In Pictures
The world’s best photos of 2015
Black and white photo of refugee infant being passed under a razor-wire fence on Hungary-Serbia border wins top prize.
A haunting, moonlit image of a baby being passed by refugees underneath a razor-wire fence on the Hungary-Serbia border has won the prestigious World Press Photo award for 2015, organisers have said.
The black and white photo – which was never published – was taken by Australian photographer Warren Richardson last August near the border crossing point at Roszke in Hungary as refugees tried to get into Europe before Hungarian authorities could complete a secure fence along the length of the country’s border with Serbia.
“Had I used a flash, I would have given their position away to the Hungarian police,” said Richardson, who camped out for days on the border to document the passage of the refugees.
Needing to preserve his camera’s battery, Richardson did not see the image until he returned home to Budapest and began editing his pictures.
Jury member Vaughn Wallace, deputy photo editor for Al Jazeera America, called the image “incredibly powerful visually, but it’s also very nuanced”.

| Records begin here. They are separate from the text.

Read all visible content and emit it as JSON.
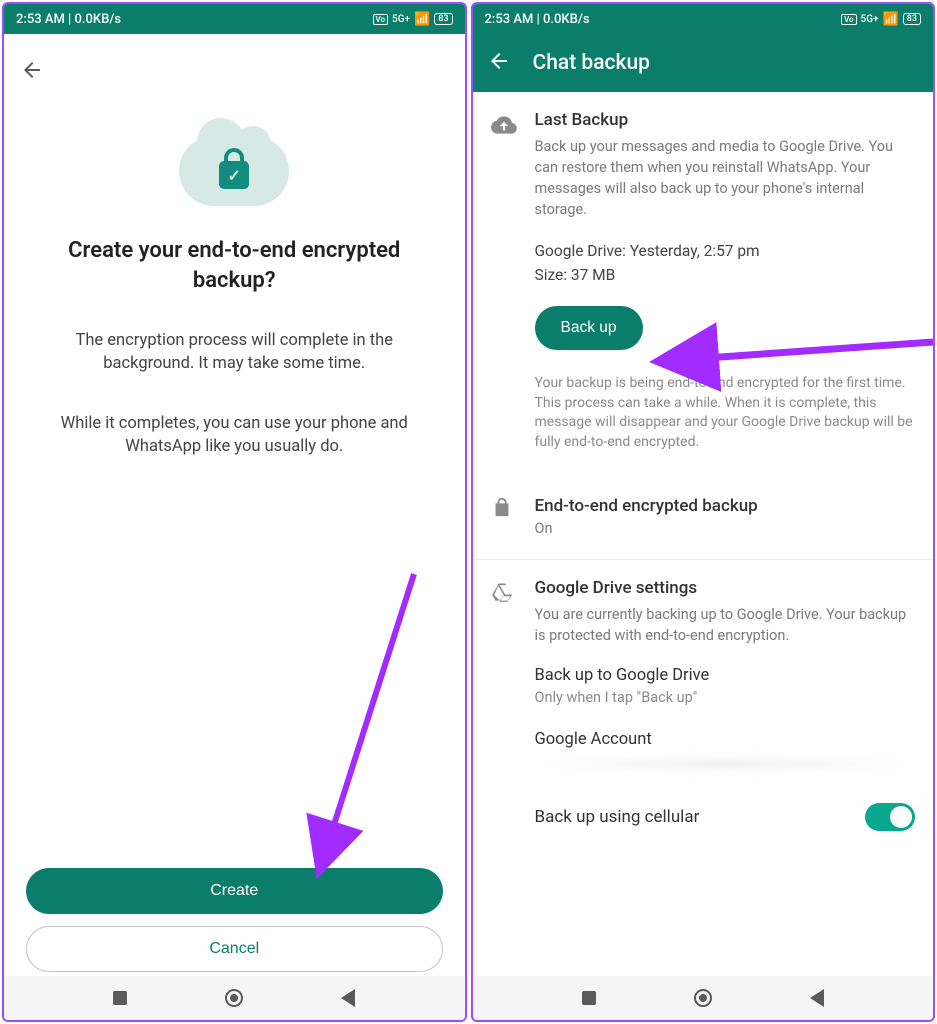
{
  "status": {
    "time_net": "2:53 AM | 0.0KB/s",
    "net_label": "5G+",
    "battery": "83"
  },
  "left": {
    "title": "Create your end-to-end encrypted backup?",
    "para1": "The encryption process will complete in the background. It may take some time.",
    "para2": "While it completes, you can use your phone and WhatsApp like you usually do.",
    "create": "Create",
    "cancel": "Cancel"
  },
  "right": {
    "title": "Chat backup",
    "last_backup": {
      "title": "Last Backup",
      "desc": "Back up your messages and media to Google Drive. You can restore them when you reinstall WhatsApp. Your messages will also back up to your phone's internal storage.",
      "drive_line": "Google Drive: Yesterday, 2:57 pm",
      "size_line": "Size: 37 MB",
      "button": "Back up",
      "note": "Your backup is being end-to-end encrypted for the first time. This process can take a while. When it is complete, this message will disappear and your Google Drive backup will be fully end-to-end encrypted."
    },
    "e2e": {
      "title": "End-to-end encrypted backup",
      "status": "On"
    },
    "gdrive": {
      "title": "Google Drive settings",
      "desc": "You are currently backing up to Google Drive. Your backup is protected with end-to-end encryption.",
      "opt1_t": "Back up to Google Drive",
      "opt1_s": "Only when I tap \"Back up\"",
      "opt2_t": "Google Account",
      "cellular": "Back up using cellular"
    }
  }
}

He said the photo “causes you to stop and consider the man’s face, consider the child. You see the sharpness of the barbed wire and the hands reaching out from the darkness.”
The contest drew 82,951 images from 5,775 photographers.
Associated Press photographer Daniel Ochoa de Olza won second place in the People Stories category with a series of portraits of young Spanish girls sitting in a decorated altar as part of the historic Las Mayas festival.